The resolution adopted by the UN Security Council last September states that all suspected acts of non-compliance should be referred to the council and, if considered accurate, may prompt measures under Chapter 7 of the UN Charter, which allows military and nonmilitary action to "restore international peace and security.”

"Syria must immediately take the necessary actions to comply with its obligations," White House spokesman Jay Carney told media in Washington earlier on Friday.

"We all know that the Syrian regime has the capability to move these weapons. We're going to continue to work with our partners on this to keep up the pressure on the Assad regime."

700 tons of Syria’s most dangerous “priority one” chemical stocks, including sarin and mustard gas, were meant to be delivered to the port of Latakia by the end of last year, where they would be taken to Cape Ray, a US cargo ship, and destroyed. By July of this year, all of Syria’s 1300 tons of chemical weapons were supposed to be out of the country.

Instead, only two shipments have been made out of Latakia, constituting about 4.1 percent of the total stock, according to the Organisation for the Prohibition of Chemical Weapons (OPCW) which is working together with the UN on a plan agreed to by international mediators last September.

“While the two shipments this month represent a start, the need for the process to pick up pace is obvious,”
OPCW director Ahmet Üzümcü said in a statement on Thursday.

But Russia, which played a key role in negotiating the deal, has defended its ally.

Iinspectors from the Organisation for the Prohibition of Chemical Weapons (OPCW) at work at an undisclosed location in Syria (AFP Photo)

The foreign ministry’s top disarmament official Mikhail Ulyanov has told Russian news agency Interfax that rebel fighters and international sanctions are to blame for the delays.

“Violence and threats of violence are sufficient reason to believe that radical forces are attempting to sabotage the disarmament process,”
said Ulyanov, who referred to a recent case when two Syrian officials guarding the weapons carriers were killed.

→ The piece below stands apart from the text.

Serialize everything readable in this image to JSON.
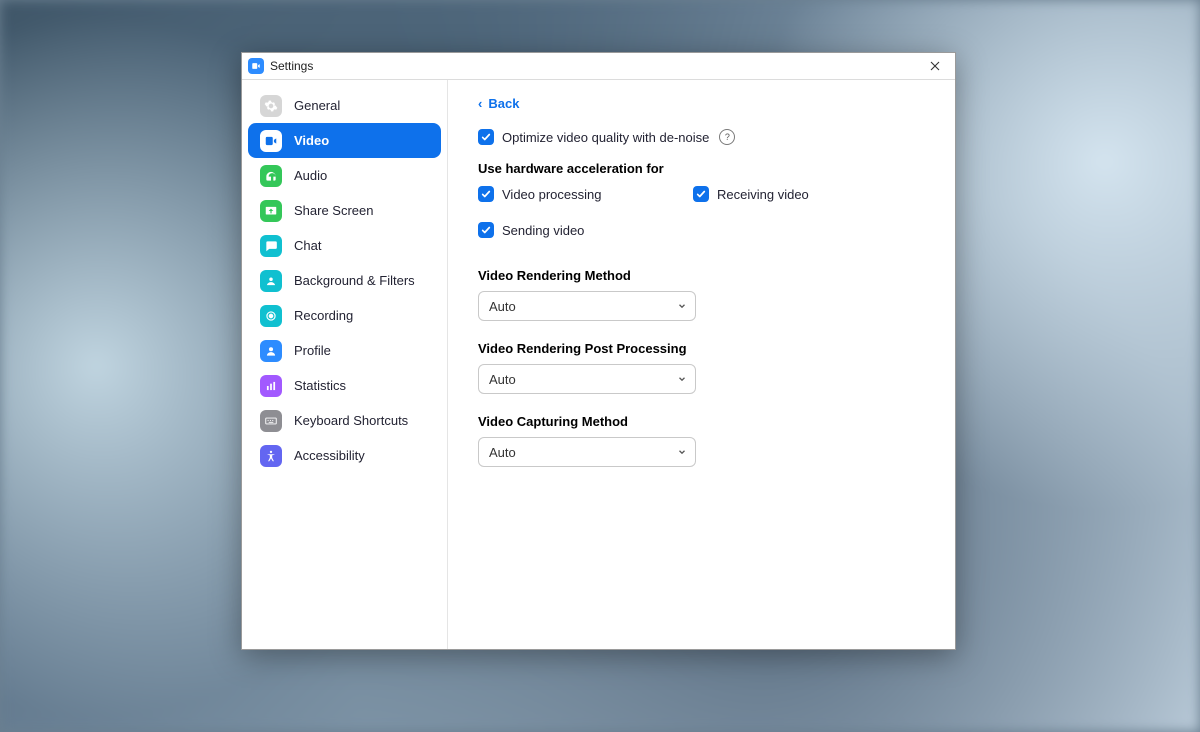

Ulyanov also said that international sanctions have prevented the importation of necessary materials for the safe extraction of toxic substances, as they are dual-use, and could be repurposed for the ongoing conflict.

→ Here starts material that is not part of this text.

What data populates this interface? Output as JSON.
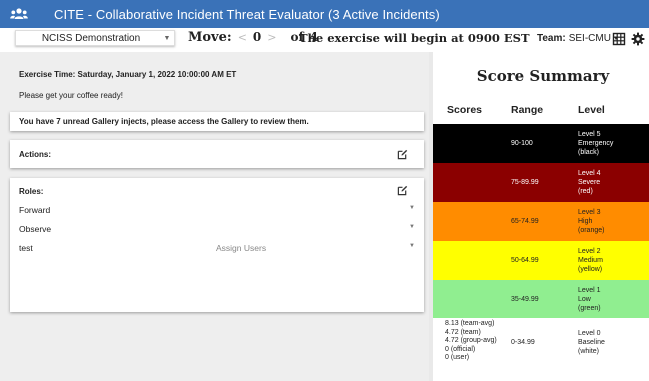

US OPCW representative Robert Mikulak dismissed arguments pointing to a lack of security.

"Syria has said that its delay in transporting these chemicals has been caused by 'security concerns' and insisted on additional equipment - armored jackets for shipping containers, electronic countermeasures, and detectors for improvised explosive devices," Mikulak told the OPCW's executive council earlier this week.

"These demands are without merit, and display a 'bargaining mentality' rather than a security mentality."

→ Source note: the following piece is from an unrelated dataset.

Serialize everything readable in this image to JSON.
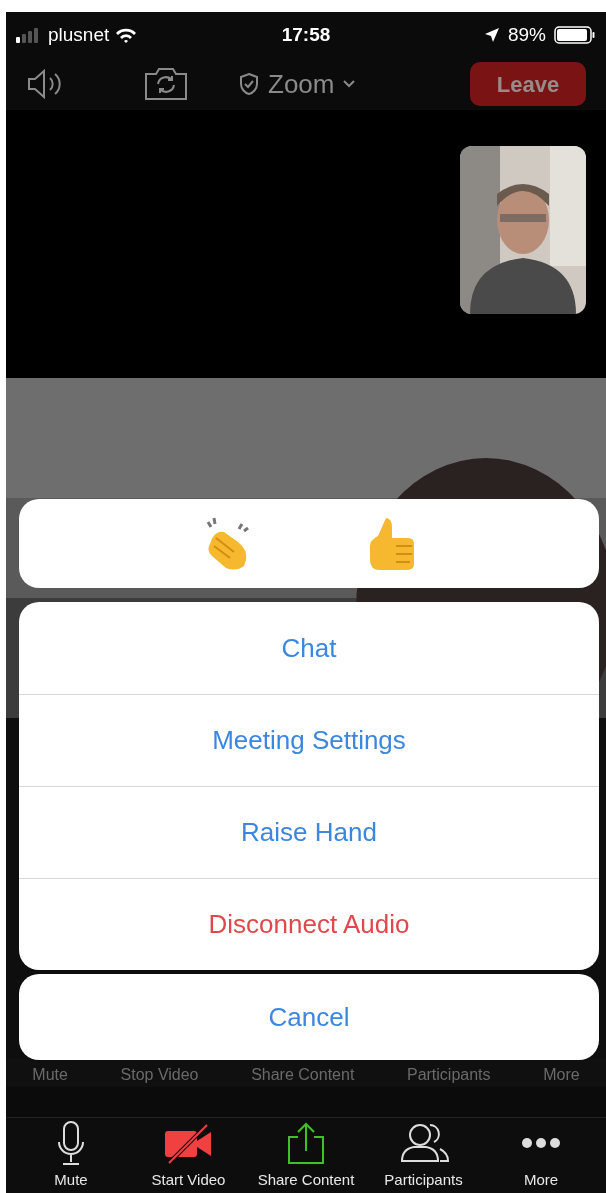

A former commander of the British military's chemical defense regiment Hamish de Bretton-Gordon told RT that Syria’s disarmament plan has always been a “hugely ambitious” venture which faced numerous objective difficulties.

“There’s always been great difficulties doing this, this a hugely ambitious plan,” he said. “I understand the majority of these chemicals and precursors are pretty much stuck north of Damascus. We know the sort of fighting that is going on, the contested areas it has to go through. And there is also a big battle going on just 25 kilometers from Lattakia.”

Bretton-Gordon believes Syrian government can’t be the only side to blame for the delay, since the “opposition do not appear to be helping realize the UN resolution” to move chemical weapons out of Syria.

All sides insist that the July deadline is still technically feasible, if now increasingly unlikely.

The destruction of one of the most potent chemical weapons arsenals in the world was a compromise designed to avert a punitive air strike on the Assad regime by the West. It was sparked by a deadly release of Sarin gas in a Damascus suburb in August last year, which Western powers blamed on government forces, and Bashar Assad said was carried out by rebels.